Monodora crispata
- Conservation status: Least Concern (IUCN 3.1)

Scientific classification
- Kingdom: Plantae
- Clade: Embryophytes
- Clade: Tracheophytes
- Clade: Spermatophytes
- Clade: Angiosperms
- Clade: Magnoliids
- Order: Magnoliales
- Family: Annonaceae
- Genus: Monodora
- Species: M. crispata
- Binomial name: Monodora crispata Engl.
- Synonyms: Monodora crispata var. klaineana Engl.

= Monodora crispata =

- Genus: Monodora
- Species: crispata
- Authority: Engl.
- Conservation status: LC
- Synonyms: Monodora crispata var. klaineana Engl.
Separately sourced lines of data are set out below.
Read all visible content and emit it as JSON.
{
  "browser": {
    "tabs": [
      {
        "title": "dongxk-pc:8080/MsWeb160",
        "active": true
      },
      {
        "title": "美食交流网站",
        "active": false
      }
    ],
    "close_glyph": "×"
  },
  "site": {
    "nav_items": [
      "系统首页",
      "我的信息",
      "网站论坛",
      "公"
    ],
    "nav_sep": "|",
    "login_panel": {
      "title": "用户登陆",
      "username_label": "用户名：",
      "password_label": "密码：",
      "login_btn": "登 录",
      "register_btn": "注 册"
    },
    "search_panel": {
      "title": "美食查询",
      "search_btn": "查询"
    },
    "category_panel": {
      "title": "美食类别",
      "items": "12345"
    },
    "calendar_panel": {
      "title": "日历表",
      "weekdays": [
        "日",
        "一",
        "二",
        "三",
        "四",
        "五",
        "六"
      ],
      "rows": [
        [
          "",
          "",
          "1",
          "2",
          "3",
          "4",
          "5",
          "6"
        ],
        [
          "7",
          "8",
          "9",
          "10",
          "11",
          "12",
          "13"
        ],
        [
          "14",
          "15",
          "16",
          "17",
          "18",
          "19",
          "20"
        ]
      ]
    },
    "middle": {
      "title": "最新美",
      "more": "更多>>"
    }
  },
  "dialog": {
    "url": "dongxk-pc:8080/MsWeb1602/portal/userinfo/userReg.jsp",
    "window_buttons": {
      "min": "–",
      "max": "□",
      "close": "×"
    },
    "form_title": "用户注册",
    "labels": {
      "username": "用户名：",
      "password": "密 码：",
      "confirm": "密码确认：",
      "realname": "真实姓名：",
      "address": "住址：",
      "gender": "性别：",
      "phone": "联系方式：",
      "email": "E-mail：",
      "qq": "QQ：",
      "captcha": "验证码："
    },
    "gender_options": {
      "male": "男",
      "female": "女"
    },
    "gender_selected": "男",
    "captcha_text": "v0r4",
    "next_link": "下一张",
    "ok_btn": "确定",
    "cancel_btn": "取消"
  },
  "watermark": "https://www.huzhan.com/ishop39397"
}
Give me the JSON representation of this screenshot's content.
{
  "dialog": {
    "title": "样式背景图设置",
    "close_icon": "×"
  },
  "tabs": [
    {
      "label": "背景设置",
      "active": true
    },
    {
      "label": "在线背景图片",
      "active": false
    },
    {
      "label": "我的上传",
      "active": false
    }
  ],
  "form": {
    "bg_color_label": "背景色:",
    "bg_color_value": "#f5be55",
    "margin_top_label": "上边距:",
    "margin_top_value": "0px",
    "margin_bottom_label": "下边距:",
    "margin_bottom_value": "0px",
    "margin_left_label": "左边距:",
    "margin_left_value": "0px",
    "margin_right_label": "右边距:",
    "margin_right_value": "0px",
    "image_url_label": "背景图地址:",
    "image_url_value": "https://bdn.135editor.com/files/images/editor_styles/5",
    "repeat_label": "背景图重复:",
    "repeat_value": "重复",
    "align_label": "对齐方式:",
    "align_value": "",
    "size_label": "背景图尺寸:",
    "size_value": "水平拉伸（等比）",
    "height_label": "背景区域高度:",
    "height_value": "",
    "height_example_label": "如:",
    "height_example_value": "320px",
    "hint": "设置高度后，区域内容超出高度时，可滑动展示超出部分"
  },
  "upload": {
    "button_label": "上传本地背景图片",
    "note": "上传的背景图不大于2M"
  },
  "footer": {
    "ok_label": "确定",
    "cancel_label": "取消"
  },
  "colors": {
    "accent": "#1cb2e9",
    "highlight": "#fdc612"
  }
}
Species of plant in the soursop family

Monodora crispata is a species of plant in the family Annonaceae. It is native to Cameroon, Equatorial Guinea, Gabon, Ghana, Guinea, Ivory Coast, Liberia, Nigeria, and Sierra Leone. Heinrich Gustav Adolf Engler, the German botanist who first formally described the species, named it after its curled (crispatus in Latin) petal margins.

==Description==
It is a tree reaching 20 meters in height with dark brown bark with lenticels. Its hairless, dark green, membranous to leathery, oval to elliptical leaves are 5-17 by 2.5-6 centimeters. The tips of the leaves taper to a point and the bases are rounded or pointed. The leaves have 9-13 pairs of secondary veins emanating from their midribs. Its petioles are 3-7 by 1-1.5 millimeters and have a groove on their upper surface. It has solitary flowers, positioned opposite from leaves, that hang down. Each flower is born on a hairless, dark green pedicel that is 20-50 by 0.9-0.7 millimeters. The pedicels have an upper, hairless, oval, green bract that is 6-15 by 5-9 millimeters. The base of the bract runs down the pedicel, its tip is pointed, and its edges are wavy. It has 3 oval, green, hairless sepals are 5-18 by 3-6 millimeters. The sepals have flat bases, pointed tips and wavy edges. Its flowers have 6 petals in two rows of three. The outer petals are white at their base, transitioning to yellow with red-brown highlights near their tips. The, hairless, oblong outer petals are 35-70 by 6-20 millimeters. The outer petals have flat bases, tapering tips and strikingly curled margins for which the species is named. The heart-shaped to triangular inner petals are 4-17 by 6-20 millimeters and white to yellow with red highlights near the margins. The inner petals have heart-shaped bases and pointed tips. The edges of the inner petals touch one another and are curled. The faces of the inner petals are covered in short, straight hairs, and their margins have short curly hairs. The inner petals have a basal, hairless, bright yellow claw below the blade that is 3-8 by 1-3 millimeters. Its flowers have 9-11 rows of stamen that are 0.5-1 millimeters long. The stamen filaments extend above the anthers to form a shield. Its carpels are fused forming an ovary wall that is 1.5 millimeters wide. Its hairless stigma are 1.5-2 millimeters in diameter. The fruit are born on hairless, woody pedicels that are 3-5 by 4-10 millimeters. The hairless, conic fruit are 6-15 by 3.5-5 centimeters with a pointed tip. The fruit have 6–7 prominent ribs and green-grey. The fruit have white pulp with elliptical, smooth, light brown seeds that are 10-13 by 5-9 millimeters.

== Reproductive biology ==
Due to its classification, Monodora crispata is an angiosperm in the phylum magnoliophyta. This means that this tree has a specific pattern or reproduction. There are four flower parts that are essential to the reproduction of this plant. These parts are sepals, petals, stamen and carpels. Monodora crispata is a monecious plant meaning that it has both female and male reproductive parts on the same individual. Therefore, each flower has both stamen and a carpel. Angiosperms reproduce through micro and mega spores which then form into micro and mega gametes. The microgamete travels out of the stamen into the carpel to meet with the mega gamete. This is where fertilization happens, and fruit is born.

The pollen of M. crispata is shed as permanent tetrads.

==Habitat and distribution==
It has been observed growing in sandy soils in secondary rain forests and along streams, at elevations of 0-400 m.

==Uses==
It is grown as an ornamental tree. Its wood is used in construction and its seeds have aromatic qualities. There is emerging research about the leaf composition of this tree and other members of the Monodora group. Many close relatives have been researched and found to have medicinal properties, but Monodora crispata does not have many chemicals isolated from it yet. The newest isolated compound from these leaves is (-)-xylopinine.